The sparkle in their eye is dimmed by rejection and abuse.

As a sensitive young boy, a pacifist at heart, I was stung by name calling and alienation. Instead of rejecting intimidation outright, I retreated into my mind, a quiet and safe refuge where no outer attacks could harm me. And, I am hesitant to admit at this writing that I still dwell there, out of habit more than necessity.

As a young boy, I wrote poems. I drew pictures. I made maps of imaginary places. I read books. I created stories with my imagination. In this place, in my mind, I stayed in direct contact with that expansive Possibility, the birthright of each of us. It is the stuff from which we are made. It is where we come from, and where we will return. It is home.

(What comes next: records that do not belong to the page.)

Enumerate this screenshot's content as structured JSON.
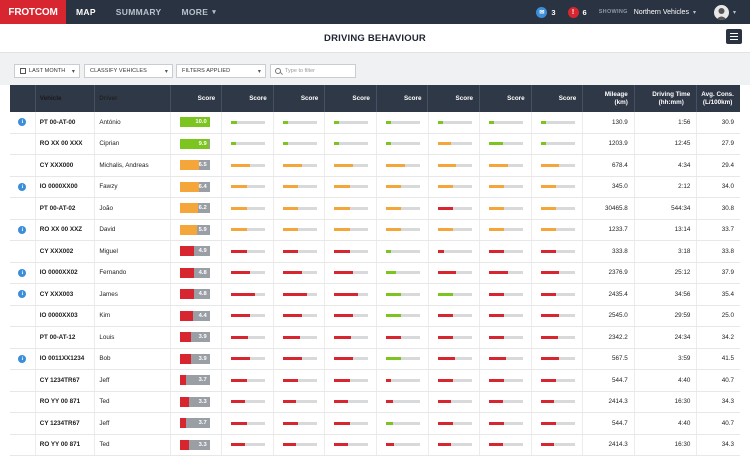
{
  "nav": {
    "brand": "FROTCOM",
    "items": [
      {
        "label": "MAP",
        "active": true
      },
      {
        "label": "SUMMARY",
        "active": false
      },
      {
        "label": "MORE",
        "active": false,
        "caret": "▾"
      }
    ],
    "messages_count": "3",
    "alerts_count": "6",
    "showing_label": "SHOWING",
    "showing_value": "Northern Vehicles",
    "caret": "▾"
  },
  "header": {
    "title": "DRIVING BEHAVIOUR"
  },
  "filters": {
    "date": "LAST MONTH",
    "classify": "CLASSIFY VEHICLES",
    "applied": "FILTERS APPLIED",
    "search_placeholder": "Type to filter",
    "caret": "▾"
  },
  "colors": {
    "green": "#7cc520",
    "orange": "#f4a63a",
    "red": "#d7262f",
    "info": "#3b8ed8",
    "header_bg": "#2f3846"
  },
  "table": {
    "headers": {
      "vehicle": "Vehicle",
      "driver": "Driver",
      "score": "Score",
      "metric_score": "Score",
      "mileage_1": "Mileage",
      "mileage_2": "(km)",
      "time_1": "Driving Time",
      "time_2": "(hh:mm)",
      "cons_1": "Avg. Cons.",
      "cons_2": "(L/100km)"
    },
    "rows": [
      {
        "info": true,
        "vehicle": "PT 00-AT-00",
        "driver": "António",
        "score": "10.0",
        "level": 1.0,
        "metrics": [
          0.18,
          0.15,
          0.15,
          0.15,
          0.15,
          0.15,
          0.15
        ],
        "mcolors": [
          "green",
          "green",
          "green",
          "green",
          "green",
          "green",
          "green"
        ],
        "mileage": "130.9",
        "time": "1:56",
        "cons": "30.9"
      },
      {
        "info": false,
        "vehicle": "RO XX 00 XXX",
        "driver": "Ciprian",
        "score": "9.9",
        "level": 0.99,
        "metrics": [
          0.15,
          0.15,
          0.15,
          0.15,
          0.4,
          0.4,
          0.15
        ],
        "mcolors": [
          "green",
          "green",
          "green",
          "green",
          "orange",
          "green",
          "green"
        ],
        "mileage": "1203.9",
        "time": "12:45",
        "cons": "27.9"
      },
      {
        "info": false,
        "vehicle": "CY XXX000",
        "driver": "Michalis, Andreas",
        "score": "6.5",
        "level": 0.65,
        "metrics": [
          0.55,
          0.55,
          0.55,
          0.55,
          0.55,
          0.55,
          0.55
        ],
        "mcolors": [
          "orange",
          "orange",
          "orange",
          "orange",
          "orange",
          "orange",
          "orange"
        ],
        "mileage": "678.4",
        "time": "4:34",
        "cons": "29.4"
      },
      {
        "info": true,
        "vehicle": "IO 0000XX00",
        "driver": "Fawzy",
        "score": "6.4",
        "level": 0.64,
        "metrics": [
          0.45,
          0.45,
          0.45,
          0.45,
          0.45,
          0.45,
          0.45
        ],
        "mcolors": [
          "orange",
          "orange",
          "orange",
          "orange",
          "orange",
          "orange",
          "orange"
        ],
        "mileage": "345.0",
        "time": "2:12",
        "cons": "34.0"
      },
      {
        "info": false,
        "vehicle": "PT 00-AT-02",
        "driver": "João",
        "score": "6.2",
        "level": 0.62,
        "metrics": [
          0.45,
          0.45,
          0.45,
          0.45,
          0.45,
          0.45,
          0.45
        ],
        "mcolors": [
          "orange",
          "orange",
          "orange",
          "orange",
          "red",
          "orange",
          "orange"
        ],
        "mileage": "30465.8",
        "time": "544:34",
        "cons": "30.8"
      },
      {
        "info": true,
        "vehicle": "RO XX 00 XXZ",
        "driver": "David",
        "score": "5.9",
        "level": 0.59,
        "metrics": [
          0.45,
          0.45,
          0.45,
          0.45,
          0.45,
          0.45,
          0.45
        ],
        "mcolors": [
          "orange",
          "orange",
          "orange",
          "orange",
          "orange",
          "orange",
          "orange"
        ],
        "mileage": "1233.7",
        "time": "13:14",
        "cons": "33.7"
      },
      {
        "info": false,
        "vehicle": "CY XXX002",
        "driver": "Miguel",
        "score": "4.9",
        "level": 0.49,
        "metrics": [
          0.45,
          0.45,
          0.45,
          0.15,
          0.2,
          0.45,
          0.45
        ],
        "mcolors": [
          "red",
          "red",
          "red",
          "green",
          "red",
          "red",
          "red"
        ],
        "mileage": "333.8",
        "time": "3:18",
        "cons": "33.8"
      },
      {
        "info": true,
        "vehicle": "IO 0000XX02",
        "driver": "Fernando",
        "score": "4.8",
        "level": 0.48,
        "metrics": [
          0.55,
          0.55,
          0.55,
          0.3,
          0.55,
          0.55,
          0.55
        ],
        "mcolors": [
          "red",
          "red",
          "red",
          "green",
          "red",
          "red",
          "red"
        ],
        "mileage": "2376.9",
        "time": "25:12",
        "cons": "37.9"
      },
      {
        "info": true,
        "vehicle": "CY XXX003",
        "driver": "James",
        "score": "4.8",
        "level": 0.48,
        "metrics": [
          0.7,
          0.7,
          0.7,
          0.45,
          0.45,
          0.45,
          0.45
        ],
        "mcolors": [
          "red",
          "red",
          "red",
          "green",
          "green",
          "red",
          "red"
        ],
        "mileage": "2435.4",
        "time": "34:56",
        "cons": "35.4"
      },
      {
        "info": false,
        "vehicle": "IO 0000XX03",
        "driver": "Kim",
        "score": "4.4",
        "level": 0.44,
        "metrics": [
          0.55,
          0.55,
          0.55,
          0.45,
          0.45,
          0.45,
          0.55
        ],
        "mcolors": [
          "red",
          "red",
          "red",
          "green",
          "red",
          "red",
          "red"
        ],
        "mileage": "2545.0",
        "time": "29:59",
        "cons": "25.0"
      },
      {
        "info": false,
        "vehicle": "PT 00-AT-12",
        "driver": "Louis",
        "score": "3.9",
        "level": 0.39,
        "metrics": [
          0.5,
          0.5,
          0.5,
          0.45,
          0.45,
          0.45,
          0.5
        ],
        "mcolors": [
          "red",
          "red",
          "red",
          "red",
          "red",
          "red",
          "red"
        ],
        "mileage": "2342.2",
        "time": "24:34",
        "cons": "34.2"
      },
      {
        "info": true,
        "vehicle": "IO 0011XX1234",
        "driver": "Bob",
        "score": "3.9",
        "level": 0.39,
        "metrics": [
          0.55,
          0.55,
          0.55,
          0.45,
          0.5,
          0.5,
          0.55
        ],
        "mcolors": [
          "red",
          "red",
          "red",
          "green",
          "red",
          "red",
          "red"
        ],
        "mileage": "567.5",
        "time": "3:59",
        "cons": "41.5"
      },
      {
        "info": false,
        "vehicle": "CY 1234TR67",
        "driver": "Jeff",
        "score": "3.7",
        "level": 0.2,
        "metrics": [
          0.45,
          0.45,
          0.45,
          0.15,
          0.45,
          0.45,
          0.45
        ],
        "mcolors": [
          "red",
          "red",
          "red",
          "red",
          "red",
          "red",
          "red"
        ],
        "mileage": "544.7",
        "time": "4:40",
        "cons": "40.7"
      },
      {
        "info": false,
        "vehicle": "RO YY 00 871",
        "driver": "Ted",
        "score": "3.3",
        "level": 0.3,
        "metrics": [
          0.4,
          0.4,
          0.4,
          0.2,
          0.4,
          0.4,
          0.4
        ],
        "mcolors": [
          "red",
          "red",
          "red",
          "red",
          "red",
          "red",
          "red"
        ],
        "mileage": "2414.3",
        "time": "16:30",
        "cons": "34.3"
      },
      {
        "info": false,
        "vehicle": "CY 1234TR67",
        "driver": "Jeff",
        "score": "3.7",
        "level": 0.2,
        "metrics": [
          0.45,
          0.45,
          0.45,
          0.2,
          0.45,
          0.45,
          0.45
        ],
        "mcolors": [
          "red",
          "red",
          "red",
          "green",
          "red",
          "red",
          "red"
        ],
        "mileage": "544.7",
        "time": "4:40",
        "cons": "40.7"
      },
      {
        "info": false,
        "vehicle": "RO YY 00 871",
        "driver": "Ted",
        "score": "3.3",
        "level": 0.3,
        "metrics": [
          0.4,
          0.4,
          0.4,
          0.25,
          0.4,
          0.4,
          0.4
        ],
        "mcolors": [
          "red",
          "red",
          "red",
          "red",
          "red",
          "red",
          "red"
        ],
        "mileage": "2414.3",
        "time": "16:30",
        "cons": "34.3"
      }
    ]
  }
}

Sadly, many children forget that.

Adults teach them that their imagination is at best a waste of time – at worst, a sin. And so these children turn away from that part of who they are, sometimes never to return again. They fill their lives with brick and mortar, with facts and figures, with things that can only be seen and felt. They grow up accepting that things are only the way they appear, and to think otherwise is nonsense…and not real. They don’t value creative thought and become advocates for "just the basics" in school curricula, dismissing the importance of music and art and creativity.

Unfortunately, this narrow way of viewing reality is reflected in our tired, broken system of education. School systems, for all their good intent, have ignored one very important fact: the consciousness of each new generation of children continues to evolve.

Children today are not being served by being taught how to best answer questions on standardized tests so their schools will get good grades on public report cards. Some open-minded educators know this to be true. A growing number of them are moving out of established education systems to start charter schools of their own.

They know that children today are natural multi-tasking miracles. Watch them at home, switching from ipod to cellphone to television to instant messaging, meanwhile arguing with Mom, knowing full well what is going on in every instance. They know that children today are highly intuitive. They know that children today are more sensitive to the degradation of their food they are given to eat and to the environment in which they live. They know that children today can read the energies of adults, knowing when they are being lied to, knowing when they are not being respected. These children are loving healers and networkers.

A growing number of adults also know that children today are so bored with the system that they are looking for unhealthy ways to escape. They leave school before graduation. They turn to chemicals and substances to numb their pain. They shoot others, and they kill themselves.

As adults, we have been slow to acknowledge the multidimensional gifts of young people today. Let’s intend to reverse this trend. Before youths today rise up and demand to be heard, and valued, and loved for the incredible beings that they are, we have the opportunity to act first. Let’s nurture that sense of wonder inherent in each child. Encourage use of the imagination. Value their ideas. Reward them for exploring possibilities. Let’s teach our pre-school children how to resolve conflict, and how to respond to emotions. Let’s spend as much time and resources on our children as we do on war.

If we can do that, then we might just rediscover a sense of wonder ourselves, as adults.